Gemeenten mogen bij het verstrekken van een briefadres geen voorwaarden stellen aan het aantal verblijfsplekken. Er mogen geen specifieke eisen worden gesteld zoals: iemand moet op ‘minimaal drie verschillende adressen per week’ logeren, of iemand mag maar een beperkt aantal nachten per week op hetzelfde adres logeren.
Ook de aard van de plek waar aanvragers overnachten speelt mee. Is dit in auto’s of in de buitenruimte, dan wordt er een briefadres verstrekt. Lastiger is het wanneer aanvragers overnachten op een locatie die kan dienen als woonruimte, zoals een boot, caravan of een pand op een industrieterrein. Gemeenten kiezen er dan vaak voor om (tijdelijk) in te schrijven met een briefadres.
Ook de locatie van de verblijfsplek (dit wordt vaak regiobinding genoemd) kan niet als beoordelingscriterium worden gebruikt. Wanneer een aanvraag wordt gedaan voor een briefadres, is de gemeente waar die aanvraag wordt gedaan verantwoordelijk voor de inschrijving in de BRP.
Kleinere gemeenten weigeren weleens een briefadres te verstrekken, door inwoners door te verwijzen naar een centrumgemeente. Dit is niet toegestaan. Wanneer een aanvrager soms overnacht op een adres buiten de eigen gemeente, is dat geen grond aanvragers naar die gemeente door te sturen.
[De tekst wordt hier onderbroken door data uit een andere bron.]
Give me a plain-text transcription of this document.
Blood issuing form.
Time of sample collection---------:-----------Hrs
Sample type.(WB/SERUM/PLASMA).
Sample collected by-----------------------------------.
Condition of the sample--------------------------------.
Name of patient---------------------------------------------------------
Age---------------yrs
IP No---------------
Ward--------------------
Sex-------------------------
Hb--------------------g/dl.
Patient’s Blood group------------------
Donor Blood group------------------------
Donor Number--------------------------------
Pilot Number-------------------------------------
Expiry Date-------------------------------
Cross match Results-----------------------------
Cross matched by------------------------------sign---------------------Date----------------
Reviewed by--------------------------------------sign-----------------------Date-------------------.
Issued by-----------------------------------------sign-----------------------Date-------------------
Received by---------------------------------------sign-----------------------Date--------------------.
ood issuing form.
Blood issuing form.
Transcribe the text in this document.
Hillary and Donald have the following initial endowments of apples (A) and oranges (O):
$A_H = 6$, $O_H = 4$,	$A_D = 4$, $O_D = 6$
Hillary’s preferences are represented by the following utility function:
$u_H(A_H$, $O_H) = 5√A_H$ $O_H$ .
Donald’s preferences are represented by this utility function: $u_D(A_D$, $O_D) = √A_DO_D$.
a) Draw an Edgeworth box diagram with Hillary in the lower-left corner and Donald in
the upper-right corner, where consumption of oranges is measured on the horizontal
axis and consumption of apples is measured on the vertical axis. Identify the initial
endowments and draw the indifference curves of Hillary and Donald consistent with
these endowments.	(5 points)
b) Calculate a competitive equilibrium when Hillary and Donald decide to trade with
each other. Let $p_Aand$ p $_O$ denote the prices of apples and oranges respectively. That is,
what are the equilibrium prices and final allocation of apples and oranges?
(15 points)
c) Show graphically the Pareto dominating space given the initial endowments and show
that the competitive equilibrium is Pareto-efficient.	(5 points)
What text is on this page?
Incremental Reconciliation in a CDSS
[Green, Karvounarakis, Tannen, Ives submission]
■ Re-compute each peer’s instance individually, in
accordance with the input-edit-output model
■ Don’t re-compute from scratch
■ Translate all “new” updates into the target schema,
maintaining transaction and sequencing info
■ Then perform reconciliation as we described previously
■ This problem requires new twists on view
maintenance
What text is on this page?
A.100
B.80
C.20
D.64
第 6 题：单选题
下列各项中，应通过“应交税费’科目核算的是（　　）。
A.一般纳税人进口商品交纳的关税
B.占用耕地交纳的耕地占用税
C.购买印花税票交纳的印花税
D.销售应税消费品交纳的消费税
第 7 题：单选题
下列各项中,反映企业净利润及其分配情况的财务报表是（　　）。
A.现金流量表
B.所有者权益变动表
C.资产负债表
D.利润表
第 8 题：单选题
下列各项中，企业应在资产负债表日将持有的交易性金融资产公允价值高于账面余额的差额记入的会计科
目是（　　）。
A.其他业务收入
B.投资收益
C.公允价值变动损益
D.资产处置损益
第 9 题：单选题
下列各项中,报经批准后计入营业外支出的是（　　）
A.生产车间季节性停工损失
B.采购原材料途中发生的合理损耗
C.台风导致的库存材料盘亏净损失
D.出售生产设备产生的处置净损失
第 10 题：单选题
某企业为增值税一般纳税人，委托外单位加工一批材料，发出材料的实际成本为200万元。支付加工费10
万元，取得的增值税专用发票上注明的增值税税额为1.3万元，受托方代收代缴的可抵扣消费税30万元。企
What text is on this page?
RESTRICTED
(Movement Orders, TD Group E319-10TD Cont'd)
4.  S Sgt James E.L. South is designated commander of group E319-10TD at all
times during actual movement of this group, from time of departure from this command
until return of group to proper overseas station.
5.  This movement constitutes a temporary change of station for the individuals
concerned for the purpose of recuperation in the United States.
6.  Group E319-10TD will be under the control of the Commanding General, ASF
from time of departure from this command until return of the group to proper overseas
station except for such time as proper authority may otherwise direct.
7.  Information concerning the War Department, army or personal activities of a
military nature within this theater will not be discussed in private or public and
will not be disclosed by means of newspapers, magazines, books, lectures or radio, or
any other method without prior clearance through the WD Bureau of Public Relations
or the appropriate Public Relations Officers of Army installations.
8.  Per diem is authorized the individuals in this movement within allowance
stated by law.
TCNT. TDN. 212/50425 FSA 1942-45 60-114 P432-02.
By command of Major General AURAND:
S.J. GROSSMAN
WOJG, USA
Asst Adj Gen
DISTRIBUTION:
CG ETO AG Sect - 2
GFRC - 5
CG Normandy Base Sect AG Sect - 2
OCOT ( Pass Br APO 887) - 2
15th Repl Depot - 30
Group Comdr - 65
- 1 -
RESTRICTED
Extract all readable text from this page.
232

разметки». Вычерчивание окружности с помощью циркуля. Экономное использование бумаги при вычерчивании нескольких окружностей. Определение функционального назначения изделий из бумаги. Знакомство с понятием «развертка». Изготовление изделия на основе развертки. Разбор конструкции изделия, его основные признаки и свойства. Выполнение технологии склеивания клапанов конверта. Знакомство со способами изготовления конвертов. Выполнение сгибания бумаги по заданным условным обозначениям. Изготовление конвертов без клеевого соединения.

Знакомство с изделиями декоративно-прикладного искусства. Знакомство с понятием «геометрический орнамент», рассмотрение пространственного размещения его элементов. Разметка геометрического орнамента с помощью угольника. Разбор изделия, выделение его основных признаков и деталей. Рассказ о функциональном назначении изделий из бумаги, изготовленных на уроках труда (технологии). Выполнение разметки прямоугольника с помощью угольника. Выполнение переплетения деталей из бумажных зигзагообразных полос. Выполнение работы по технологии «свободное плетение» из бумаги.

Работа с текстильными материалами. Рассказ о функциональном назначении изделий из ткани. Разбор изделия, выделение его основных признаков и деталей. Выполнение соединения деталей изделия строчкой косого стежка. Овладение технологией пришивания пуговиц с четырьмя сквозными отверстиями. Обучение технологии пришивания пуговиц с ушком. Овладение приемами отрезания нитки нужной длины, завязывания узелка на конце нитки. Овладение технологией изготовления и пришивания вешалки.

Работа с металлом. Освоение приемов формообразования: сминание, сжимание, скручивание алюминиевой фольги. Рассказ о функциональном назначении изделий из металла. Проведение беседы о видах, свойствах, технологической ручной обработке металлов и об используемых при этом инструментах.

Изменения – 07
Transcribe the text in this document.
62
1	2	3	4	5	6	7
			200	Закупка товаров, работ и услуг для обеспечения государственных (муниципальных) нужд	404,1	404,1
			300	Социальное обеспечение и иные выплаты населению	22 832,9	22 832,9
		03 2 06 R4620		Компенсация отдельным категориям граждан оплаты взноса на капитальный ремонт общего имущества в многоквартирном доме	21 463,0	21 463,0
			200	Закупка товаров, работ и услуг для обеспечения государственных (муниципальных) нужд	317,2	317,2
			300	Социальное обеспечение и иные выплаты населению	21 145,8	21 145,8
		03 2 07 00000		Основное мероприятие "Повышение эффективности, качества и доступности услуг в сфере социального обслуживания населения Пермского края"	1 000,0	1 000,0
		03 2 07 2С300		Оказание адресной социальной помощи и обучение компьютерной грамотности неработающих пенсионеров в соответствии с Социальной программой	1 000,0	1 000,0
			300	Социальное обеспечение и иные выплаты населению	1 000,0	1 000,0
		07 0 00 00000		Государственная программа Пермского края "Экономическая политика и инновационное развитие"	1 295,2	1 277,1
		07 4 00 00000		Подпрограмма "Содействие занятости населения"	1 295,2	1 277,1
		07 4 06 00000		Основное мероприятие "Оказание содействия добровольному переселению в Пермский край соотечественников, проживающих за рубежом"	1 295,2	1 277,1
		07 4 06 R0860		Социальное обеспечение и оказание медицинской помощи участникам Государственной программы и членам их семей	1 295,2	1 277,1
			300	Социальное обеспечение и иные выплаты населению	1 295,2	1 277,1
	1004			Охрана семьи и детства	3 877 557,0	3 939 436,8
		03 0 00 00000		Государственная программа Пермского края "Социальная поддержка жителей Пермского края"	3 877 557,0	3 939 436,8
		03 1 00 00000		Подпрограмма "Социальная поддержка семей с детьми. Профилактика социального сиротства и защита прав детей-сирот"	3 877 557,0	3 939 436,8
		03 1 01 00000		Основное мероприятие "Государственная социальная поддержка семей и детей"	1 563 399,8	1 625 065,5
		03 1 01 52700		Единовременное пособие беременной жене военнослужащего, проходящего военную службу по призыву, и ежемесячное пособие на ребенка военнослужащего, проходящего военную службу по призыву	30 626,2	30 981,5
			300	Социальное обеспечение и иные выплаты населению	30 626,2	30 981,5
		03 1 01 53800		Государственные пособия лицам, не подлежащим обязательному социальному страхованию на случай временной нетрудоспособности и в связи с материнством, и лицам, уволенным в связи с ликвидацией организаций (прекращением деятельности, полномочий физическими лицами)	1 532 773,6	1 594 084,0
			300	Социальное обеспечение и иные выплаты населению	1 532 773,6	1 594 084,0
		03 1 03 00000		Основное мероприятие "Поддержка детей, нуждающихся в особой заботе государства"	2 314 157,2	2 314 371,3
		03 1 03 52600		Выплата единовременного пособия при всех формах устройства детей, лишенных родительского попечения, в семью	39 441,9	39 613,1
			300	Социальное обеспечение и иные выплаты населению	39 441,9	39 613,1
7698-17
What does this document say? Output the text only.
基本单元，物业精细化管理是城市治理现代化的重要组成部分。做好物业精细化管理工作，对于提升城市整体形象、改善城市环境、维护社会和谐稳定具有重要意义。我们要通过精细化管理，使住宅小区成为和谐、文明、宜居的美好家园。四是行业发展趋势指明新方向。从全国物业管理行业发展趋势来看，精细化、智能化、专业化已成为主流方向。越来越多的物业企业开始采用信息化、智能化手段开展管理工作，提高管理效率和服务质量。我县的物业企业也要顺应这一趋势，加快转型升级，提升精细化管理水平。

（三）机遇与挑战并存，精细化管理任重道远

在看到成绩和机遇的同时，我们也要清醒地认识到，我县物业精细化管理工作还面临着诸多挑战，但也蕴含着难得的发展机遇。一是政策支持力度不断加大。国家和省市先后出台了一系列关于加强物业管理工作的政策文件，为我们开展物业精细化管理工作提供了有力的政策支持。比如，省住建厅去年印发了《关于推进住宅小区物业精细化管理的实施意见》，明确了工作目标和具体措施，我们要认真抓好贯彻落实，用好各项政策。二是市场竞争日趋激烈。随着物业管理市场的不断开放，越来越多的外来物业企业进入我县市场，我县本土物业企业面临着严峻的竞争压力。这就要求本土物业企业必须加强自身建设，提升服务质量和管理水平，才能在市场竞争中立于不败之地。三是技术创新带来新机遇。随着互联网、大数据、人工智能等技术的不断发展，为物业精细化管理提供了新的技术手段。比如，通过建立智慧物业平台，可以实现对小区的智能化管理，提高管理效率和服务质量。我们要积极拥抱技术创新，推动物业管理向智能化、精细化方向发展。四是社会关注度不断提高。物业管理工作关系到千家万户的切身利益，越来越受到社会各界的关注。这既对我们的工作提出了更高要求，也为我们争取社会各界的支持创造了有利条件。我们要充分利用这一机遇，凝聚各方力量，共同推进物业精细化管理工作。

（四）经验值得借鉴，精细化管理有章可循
Wanneer een betrokkene een woonadres heeft in een andere gemeente, moet de gemeente waar de aanvraag wordt gedaan actief contact opnemen met collega’s in die andere gemeente tot er een inschrijving in de BRP is gerealiseerd.
Wanneer gemeenten er onderling niet uitkomen, kunnen zij zich wenden tot de helpdesk van de Rijksdienst voor Identiteitsgegevens (RvIG). (2)
3. Voorwaarden bij het briefadres
Het briefadres kan niet voorwaardelijk worden verstrekt. Alleen aan tijdelijke uitzonderingssituaties (buitenwettelijk begunstigend beleid) kunnen voorwaarden worden gesteld. De gemeente kan afspraken maken over de bereikbaarheid van de briefadresnemer, maar deze kunnen niet als voorwaarde worden gesteld.
Er is dus geen grond voor het stellen van voorwaarden aan de briefadresnemer, zoals: wekelijks post ophalen, meewerken aan hulp of begeleiding bij sociaal-maatschappelijke problemen, verplicht overnachten in de nachtopvang, een ‘traject volgen’ of het blijven doorgeven van de locaties waarop men overnacht. Ook deelname aan hulpverlening mag niet worden afgedwongen.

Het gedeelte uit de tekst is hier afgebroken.